Rowe, who is on remand on murder, armed robbery and damage to property charges, reportedly attacked a prison official recently with sharp implements.

Prisons Director Dale Erskine had told Stabroek News last week that he was being isolated from the prison population, explaining that he was being held in a one man cell so as to protect not only him but the rest of the prison population. He also noted that sometimes the prison has to protect a man from himself.

As a result of the Kaieteur News report, the GHRA said while Rowe was reportedly a disruptive influence among prisoners, it was the failure to complete the modernising of the Mazaruni Prison that has left the country with no specialised facility for high-risk prisoners, leaving the already over-crowded and under-staffed central prison to adopt makeshift and inhumane measures to contain them.

It also said that although the prison administration must be held to account, the conditions of prisons are a direct result of political factors which are extensively outside of the control of the GPS. It further called for the GPS to be allowed to function professionally, free from political monitoring and interference and their repercussions which undermine GPS performance, in order to sustain the Standard Minimum Rules for Treatment of Prisoners as the non-negotiable yardstick on which prisons should be administered.

The GPS statement yesterday, which was in response to the GHRA comments published by the Guyana Times’ under the headline “Prison Administration should be free from political interference –GHRA,” emphasized that the Prisons Administration as a department under the Ministry of Home Affairs is subjected by the laws of Guyana to the policy directions of the Minister of Home Affairs.

“The Prisons Directorate is not uncomfortable with those policy directions issued to the Directorate and enjoys a professional relationship with the Ministry of Home Affairs,” it said.
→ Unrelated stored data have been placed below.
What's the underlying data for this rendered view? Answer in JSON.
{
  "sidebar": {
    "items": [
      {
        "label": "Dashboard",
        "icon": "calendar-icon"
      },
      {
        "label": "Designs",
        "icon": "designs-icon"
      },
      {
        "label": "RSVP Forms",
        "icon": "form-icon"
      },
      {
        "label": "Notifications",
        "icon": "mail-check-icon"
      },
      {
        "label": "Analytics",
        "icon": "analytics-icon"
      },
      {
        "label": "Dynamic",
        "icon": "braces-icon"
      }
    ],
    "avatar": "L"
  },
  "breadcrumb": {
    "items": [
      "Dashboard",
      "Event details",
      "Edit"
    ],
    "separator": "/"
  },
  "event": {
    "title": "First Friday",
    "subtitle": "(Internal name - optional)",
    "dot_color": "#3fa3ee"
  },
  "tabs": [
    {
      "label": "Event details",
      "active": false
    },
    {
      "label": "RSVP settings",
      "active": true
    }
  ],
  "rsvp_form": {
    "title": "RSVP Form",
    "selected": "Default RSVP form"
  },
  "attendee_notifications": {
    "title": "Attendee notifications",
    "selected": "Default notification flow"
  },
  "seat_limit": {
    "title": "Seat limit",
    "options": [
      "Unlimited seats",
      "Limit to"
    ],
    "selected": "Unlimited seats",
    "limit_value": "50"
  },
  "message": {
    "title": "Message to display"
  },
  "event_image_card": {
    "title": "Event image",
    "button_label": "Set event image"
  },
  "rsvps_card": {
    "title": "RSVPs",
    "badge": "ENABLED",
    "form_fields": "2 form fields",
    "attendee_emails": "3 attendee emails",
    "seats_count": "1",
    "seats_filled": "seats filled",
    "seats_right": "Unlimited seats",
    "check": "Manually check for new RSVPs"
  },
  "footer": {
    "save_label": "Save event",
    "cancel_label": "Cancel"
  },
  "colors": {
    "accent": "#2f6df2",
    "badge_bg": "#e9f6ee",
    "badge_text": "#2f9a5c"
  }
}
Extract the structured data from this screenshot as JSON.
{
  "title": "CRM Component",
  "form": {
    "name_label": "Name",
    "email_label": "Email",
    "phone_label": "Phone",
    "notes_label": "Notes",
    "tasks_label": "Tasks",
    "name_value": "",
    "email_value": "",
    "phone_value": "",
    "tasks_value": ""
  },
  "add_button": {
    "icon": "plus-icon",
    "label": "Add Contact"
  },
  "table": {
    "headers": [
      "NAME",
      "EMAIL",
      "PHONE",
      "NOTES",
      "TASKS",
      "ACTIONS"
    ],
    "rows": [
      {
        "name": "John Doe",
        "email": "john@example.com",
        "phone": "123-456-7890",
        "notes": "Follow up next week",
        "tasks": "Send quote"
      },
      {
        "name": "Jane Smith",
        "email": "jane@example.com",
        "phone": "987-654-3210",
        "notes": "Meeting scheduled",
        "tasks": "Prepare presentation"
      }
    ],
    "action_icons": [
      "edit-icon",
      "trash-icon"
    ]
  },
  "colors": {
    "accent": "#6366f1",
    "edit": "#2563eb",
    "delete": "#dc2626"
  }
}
The GPS added that over the past few years, it has improved its delivery of services to the inmate population structurally, administratively and socially. “These conditions were as a direct result of the Ministry of HomeAffairs and the Prison Administration’s concerted efforts to improve the conditions across all prison locationsin Guyana in keeping with the United Nations Standard Minimum Rules in the Treatment of Offenders,” it said, adding that a number of other projects are identified and approved for execution in order to make the prisons more safe, secured and humane for the inmate population in a sustained and strategic manner.

The current direction in which the prison service is developing, the GPS further said, would result into a modern and respected prison system in the near future, in keeping with its Strategic Development Plan 2010-2020, which it said sets out a complete plan for the reconstruction and renewal of the Guyana Prison Service.

The GHRA had also identified overcrowding in the prisons as the most significant factor in the quality of prison life and said that the “single most effective step” to rectifying the situation would be to empower the Prison Service to refuse to take any prisoners beyond the specific number that can be accommodated to the standard minimum conditions on the budget for prisons. It also urged the revitalising of Visiting Committees for all prisons and for a review of the catalogue of specific reforms generated from the various research, reports and retreats, including the Disciplined Services Commission Report, aimed at reforming prisons.